Ok. What's your epic rick sanchez solution to people poorly engineering software? What's better than a bunch of extensible structs that you can associate functions with?
First off, that's not what OOP is. I do that in C++ and I don't consider that to be OOP. I do that in Rust, modulo struct extensibility. Encapsulation is preferable to inheritance. The proper way to reuse code is to generalize it so that instead of dealing with some particular concrete type you introduce a type parameter and constrain it to have whatever properties the code makes use of. That's Haskell's typeclasses and Rust's traits. Trait bounds on a piece of code are self-documenting and checked at compile time. You can substitute any concrete type that implements the required trait(s) without restrictions on its internal composition.
Not that there's any epic solution to software engineering. It is inherently hard. That's part of why OOP caught on, it was a way to systematize software development so that it could scale to more complex problems. The rest is historical accident. What I'm claiming is that a different (though not entirely) set of guiding principles scales much better to a larger class of problems.
The way they talk about safety fills me with foreboding because that kind of stuff translates to "needing to figure out how to fool the language into doing what I want the computer to do."
No, that's not how it works in practice, in my experience. Think of it this way. Rust has rules. One of them is that a mutable reference to something is the only reference to that thing existing at that moment. Another is that a reference to a thing cannot outlive that thing. These are something that C++ doesn't have and that's a major source of crash-causing bugs. Anyways, Rust at compile time ensures these rules are respected through type-checking, borrow-checking etc. It then assumes these rules are respected when transforming the code, optimizing it and ultimately generating machine code. This is all very good, because it frees you as the human from having to worry about these things all the time. If you break the rules the compiler will inform you.
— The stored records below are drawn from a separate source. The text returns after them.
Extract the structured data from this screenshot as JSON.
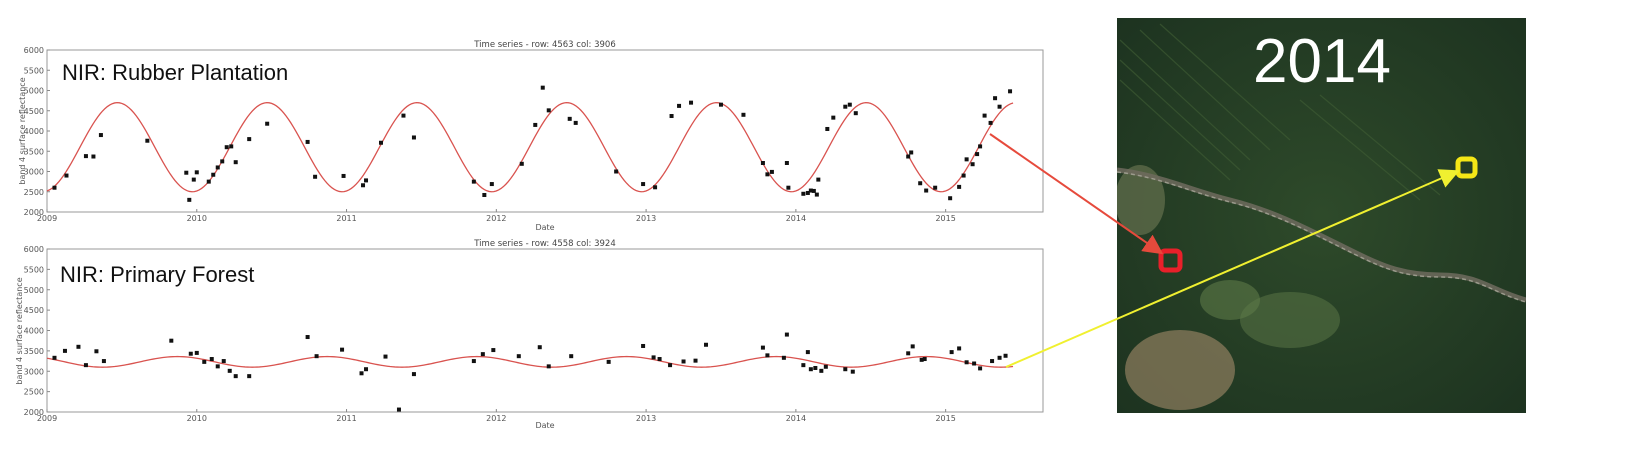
{
  "chart_data": [
    {
      "type": "scatter",
      "title": "Time series - row: 4563 col: 3906",
      "label": "NIR: Rubber Plantation",
      "xlabel": "Date",
      "ylabel": "band 4 surface reflectance",
      "xlim": [
        2009.0,
        2015.65
      ],
      "ylim": [
        2000,
        6000
      ],
      "xticks": [
        2009,
        2010,
        2011,
        2012,
        2013,
        2014,
        2015
      ],
      "yticks": [
        2000,
        2500,
        3000,
        3500,
        4000,
        4500,
        5000,
        5500,
        6000
      ],
      "grid": false,
      "fit": {
        "color": "#d9534f",
        "x_start": 2009.0,
        "x_end": 2015.45,
        "mean": 3600,
        "amplitude": 1100,
        "period": 1.0,
        "peak": 2009.47
      },
      "points": [
        [
          2009.05,
          2600
        ],
        [
          2009.13,
          2900
        ],
        [
          2009.26,
          3380
        ],
        [
          2009.31,
          3370
        ],
        [
          2009.36,
          3900
        ],
        [
          2009.67,
          3760
        ],
        [
          2009.93,
          2970
        ],
        [
          2009.95,
          2300
        ],
        [
          2009.98,
          2800
        ],
        [
          2010.0,
          2980
        ],
        [
          2010.08,
          2750
        ],
        [
          2010.11,
          2920
        ],
        [
          2010.14,
          3100
        ],
        [
          2010.17,
          3250
        ],
        [
          2010.2,
          3600
        ],
        [
          2010.23,
          3620
        ],
        [
          2010.26,
          3230
        ],
        [
          2010.35,
          3800
        ],
        [
          2010.47,
          4180
        ],
        [
          2010.74,
          3730
        ],
        [
          2010.79,
          2870
        ],
        [
          2010.98,
          2890
        ],
        [
          2011.11,
          2660
        ],
        [
          2011.13,
          2780
        ],
        [
          2011.23,
          3710
        ],
        [
          2011.38,
          4380
        ],
        [
          2011.45,
          3840
        ],
        [
          2011.85,
          2750
        ],
        [
          2011.92,
          2420
        ],
        [
          2011.97,
          2690
        ],
        [
          2012.17,
          3190
        ],
        [
          2012.26,
          4150
        ],
        [
          2012.31,
          5070
        ],
        [
          2012.35,
          4510
        ],
        [
          2012.49,
          4300
        ],
        [
          2012.53,
          4200
        ],
        [
          2012.8,
          3000
        ],
        [
          2012.98,
          2690
        ],
        [
          2013.06,
          2610
        ],
        [
          2013.17,
          4370
        ],
        [
          2013.22,
          4620
        ],
        [
          2013.3,
          4700
        ],
        [
          2013.5,
          4650
        ],
        [
          2013.65,
          4400
        ],
        [
          2013.78,
          3210
        ],
        [
          2013.81,
          2930
        ],
        [
          2013.84,
          2990
        ],
        [
          2013.94,
          3210
        ],
        [
          2013.95,
          2600
        ],
        [
          2014.05,
          2450
        ],
        [
          2014.08,
          2470
        ],
        [
          2014.1,
          2530
        ],
        [
          2014.12,
          2520
        ],
        [
          2014.14,
          2430
        ],
        [
          2014.15,
          2800
        ],
        [
          2014.21,
          4050
        ],
        [
          2014.25,
          4330
        ],
        [
          2014.33,
          4600
        ],
        [
          2014.36,
          4650
        ],
        [
          2014.4,
          4440
        ],
        [
          2014.75,
          3370
        ],
        [
          2014.77,
          3470
        ],
        [
          2014.83,
          2710
        ],
        [
          2014.87,
          2530
        ],
        [
          2014.93,
          2600
        ],
        [
          2015.03,
          2340
        ],
        [
          2015.09,
          2620
        ],
        [
          2015.12,
          2900
        ],
        [
          2015.14,
          3300
        ],
        [
          2015.18,
          3180
        ],
        [
          2015.21,
          3430
        ],
        [
          2015.23,
          3620
        ],
        [
          2015.26,
          4380
        ],
        [
          2015.3,
          4200
        ],
        [
          2015.33,
          4810
        ],
        [
          2015.36,
          4600
        ],
        [
          2015.43,
          4980
        ]
      ]
    },
    {
      "type": "scatter",
      "title": "Time series - row: 4558 col: 3924",
      "label": "NIR: Primary Forest",
      "xlabel": "Date",
      "ylabel": "band 4 surface reflectance",
      "xlim": [
        2009.0,
        2015.65
      ],
      "ylim": [
        2000,
        6000
      ],
      "xticks": [
        2009,
        2010,
        2011,
        2012,
        2013,
        2014,
        2015
      ],
      "yticks": [
        2000,
        2500,
        3000,
        3500,
        4000,
        4500,
        5000,
        5500,
        6000
      ],
      "grid": false,
      "fit": {
        "color": "#d9534f",
        "x_start": 2009.0,
        "x_end": 2015.45,
        "mean": 3230,
        "amplitude": 130,
        "period": 1.0,
        "peak": 2009.87
      },
      "points": [
        [
          2009.05,
          3330
        ],
        [
          2009.12,
          3500
        ],
        [
          2009.21,
          3600
        ],
        [
          2009.26,
          3150
        ],
        [
          2009.33,
          3490
        ],
        [
          2009.38,
          3250
        ],
        [
          2009.83,
          3750
        ],
        [
          2009.96,
          3430
        ],
        [
          2010.0,
          3450
        ],
        [
          2010.05,
          3230
        ],
        [
          2010.1,
          3300
        ],
        [
          2010.14,
          3120
        ],
        [
          2010.18,
          3250
        ],
        [
          2010.22,
          3010
        ],
        [
          2010.26,
          2880
        ],
        [
          2010.35,
          2880
        ],
        [
          2010.74,
          3840
        ],
        [
          2010.8,
          3370
        ],
        [
          2010.97,
          3530
        ],
        [
          2011.1,
          2950
        ],
        [
          2011.13,
          3050
        ],
        [
          2011.26,
          3360
        ],
        [
          2011.35,
          2060
        ],
        [
          2011.45,
          2930
        ],
        [
          2011.85,
          3250
        ],
        [
          2011.91,
          3420
        ],
        [
          2011.98,
          3520
        ],
        [
          2012.15,
          3370
        ],
        [
          2012.29,
          3590
        ],
        [
          2012.35,
          3120
        ],
        [
          2012.5,
          3370
        ],
        [
          2012.75,
          3230
        ],
        [
          2012.98,
          3620
        ],
        [
          2013.05,
          3340
        ],
        [
          2013.09,
          3300
        ],
        [
          2013.16,
          3150
        ],
        [
          2013.25,
          3240
        ],
        [
          2013.33,
          3260
        ],
        [
          2013.4,
          3650
        ],
        [
          2013.78,
          3580
        ],
        [
          2013.81,
          3390
        ],
        [
          2013.92,
          3330
        ],
        [
          2013.94,
          3900
        ],
        [
          2014.05,
          3150
        ],
        [
          2014.08,
          3470
        ],
        [
          2014.1,
          3050
        ],
        [
          2014.13,
          3080
        ],
        [
          2014.17,
          3010
        ],
        [
          2014.2,
          3110
        ],
        [
          2014.33,
          3050
        ],
        [
          2014.38,
          2990
        ],
        [
          2014.75,
          3440
        ],
        [
          2014.78,
          3610
        ],
        [
          2014.84,
          3280
        ],
        [
          2014.86,
          3300
        ],
        [
          2015.04,
          3470
        ],
        [
          2015.09,
          3560
        ],
        [
          2015.14,
          3220
        ],
        [
          2015.19,
          3190
        ],
        [
          2015.23,
          3070
        ],
        [
          2015.31,
          3250
        ],
        [
          2015.36,
          3330
        ],
        [
          2015.4,
          3380
        ]
      ]
    }
  ],
  "satellite": {
    "year": "2014",
    "markers": [
      {
        "name": "rubber-plantation-marker",
        "color": "#e8202a"
      },
      {
        "name": "primary-forest-marker",
        "color": "#f5e716"
      }
    ]
  },
  "arrows": [
    {
      "name": "rubber-plantation-arrow",
      "color": "#e64a3c"
    },
    {
      "name": "primary-forest-arrow",
      "color": "#f0f030"
    }
  ]
}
But there is an escape hatch - you can always write
unsafe { }
and inside the rules can be bent, some operations that are otherwise not allowed become available. In unsafe Rust the compiler cannot enforce the rules because it's not smart enough - that becomes your responsibility. As I've said, the compiler does assume afterwards that the rules are respected. You're not allowed to break outside safe Rust code. The idea is that unsafe Rust allows you to implement some things you couldn't do in safe Rust, but you take on responsibility for upholding the rules so that the rest of the code can maintain the benefits of safety.
It's good practice to accompany each unsafe block with a comment that justifies it's use. There are also unsafe functions which are unsafe to call, and whose bodies are implicitly unsafe code. Oh, there's unsafe traits, but these are only unsafe to implement, not to use. Hide the unsafe code behind an interface that ensures safety and you're set.
With the present Rust compiler (after non-lexical lifetimes have been implemented) I feel the only people that complain about fighting the borrow checker on a regular basis are the people that would write terribly buggy C/C++ code.
Look, humans have limited cognitive capacity compared to how complex software can get. You want to offload as much of the necessary but dull and error-prone reasoning as possible to the machine. In my job I have a never-ending stream of problems to solve and I'd rather not spend time shooting myself in the foot.